Opening my door, a humid breeze climbs its way up the stairs and greets me on the landing, waiting to coat me with a muggy grease layer the moment I step out. I take the first stack of boxes down the stairs and to the dumpster behind the apartment building. I throw them inside and shack my arms loosely at the relief from the weight.

I repeat it again, this time taking my back pack and locking my door behind me as I carry the last of the rubbish to the dumpster. Taking the last steps down to ground floor- even behind the stack in my arms- I don't miss Noah, standing at his mailbox, sifting through the white envelopes. Subconsciously my heart decides to act on its own accord, moving up my throat with every thudding beat.

I wanted to continue walking briskly hoping his eyes don't shift from his letters to the eyesore of recyclable rubbish I'm carrying. It was a farfetched hope. Noah didn't look up because he noticed me, he looked up because he heard me. The traitorous "hey" that shot from between my lips in a breathless huff hits its only target in the empty landing.

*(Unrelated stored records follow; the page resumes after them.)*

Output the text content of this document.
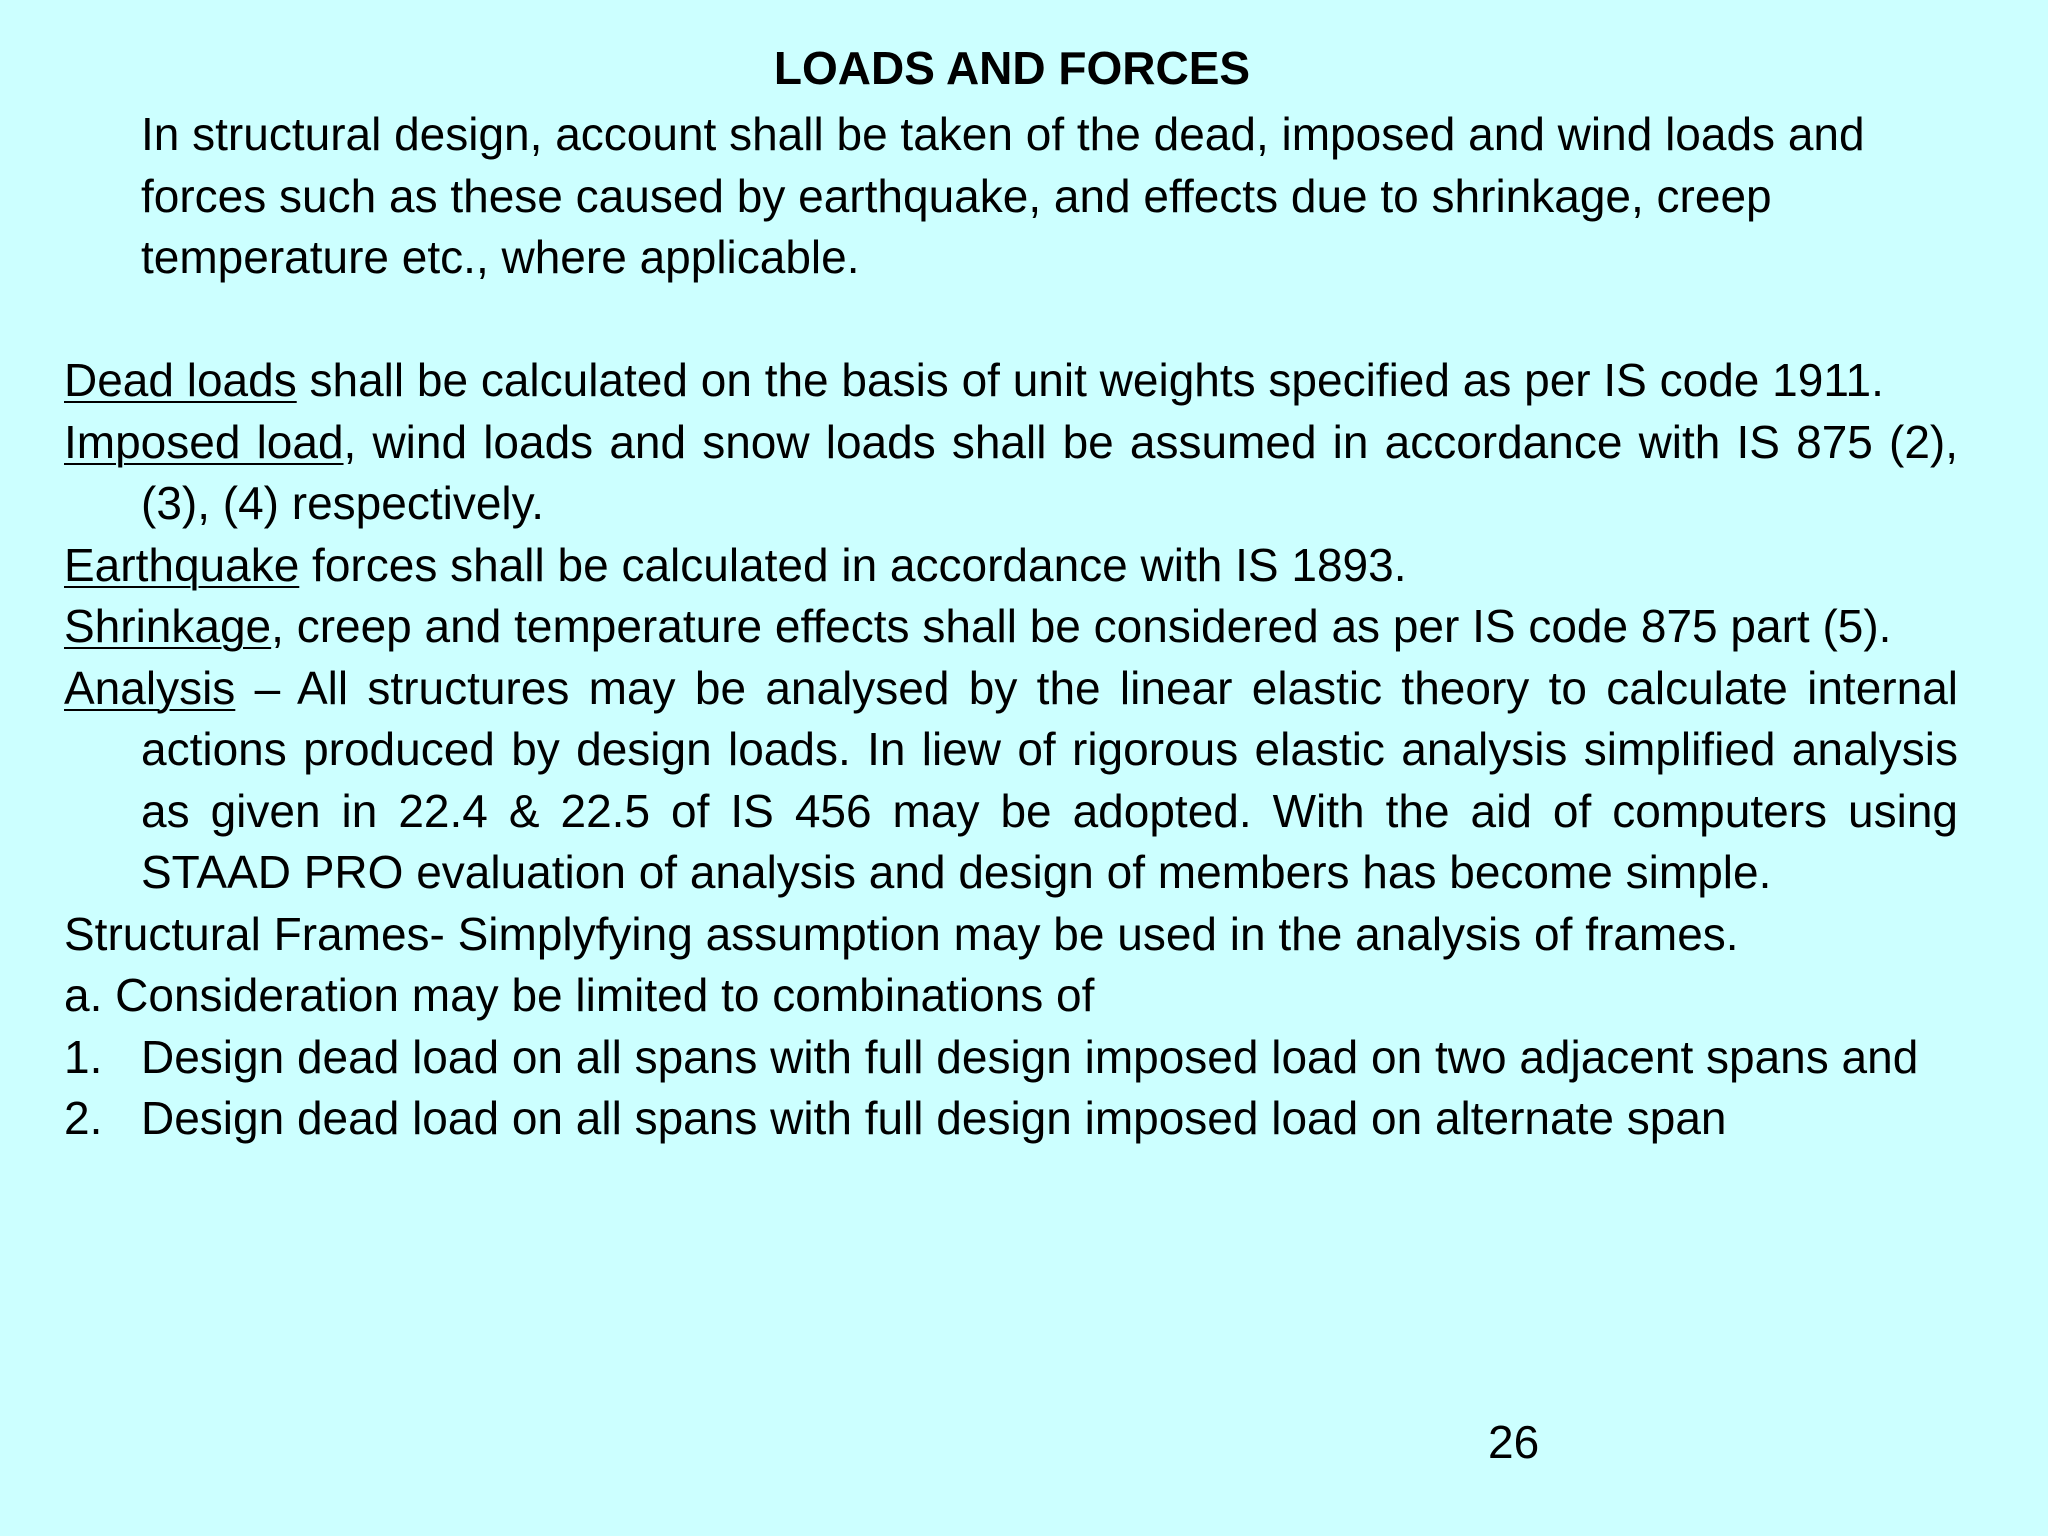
LOADS AND FORCES

In structural design, account shall be taken of the dead, imposed and wind loads and forces such as these caused by earthquake, and effects due to shrinkage, creep temperature etc., where applicable.

Dead loads shall be calculated on the basis of unit weights specified as per IS code 1911.

Imposed load, wind loads and snow loads shall be assumed in accordance with IS 875 (2), (3), (4) respectively.

Earthquake forces shall be calculated in accordance with IS 1893.

Shrinkage, creep and temperature effects shall be considered as per IS code 875 part (5).

Analysis – All structures may be analysed by the linear elastic theory to calculate internal actions produced by design loads. In liew of rigorous elastic analysis simplified analysis as given in 22.4 & 22.5 of IS 456 may be adopted. With the aid of computers using STAAD PRO evaluation of analysis and design of members has become simple.

Structural Frames- Simplyfying assumption may be used in the analysis of frames.

a. Consideration may be limited to combinations of

1. Design dead load on all spans with full design imposed load on two adjacent spans and

2. Design dead load on all spans with full design imposed load on alternate span

26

I stop at the end of the stairs, mustering up a smile and thinking of a lame apology.

"Morning." Noah nods his head curtly, his tousled hair drooping over his eyebrows as he swings his back pack over his shoulder and stuffs the letters inside. He gives me a smile, though not one I've noticed on him before. It barely pulls at his lips and stretches his cheeks. His teeth don't show and the crinkles by his eyes don't deepen. It's a half decent smile- kind of like my apologies.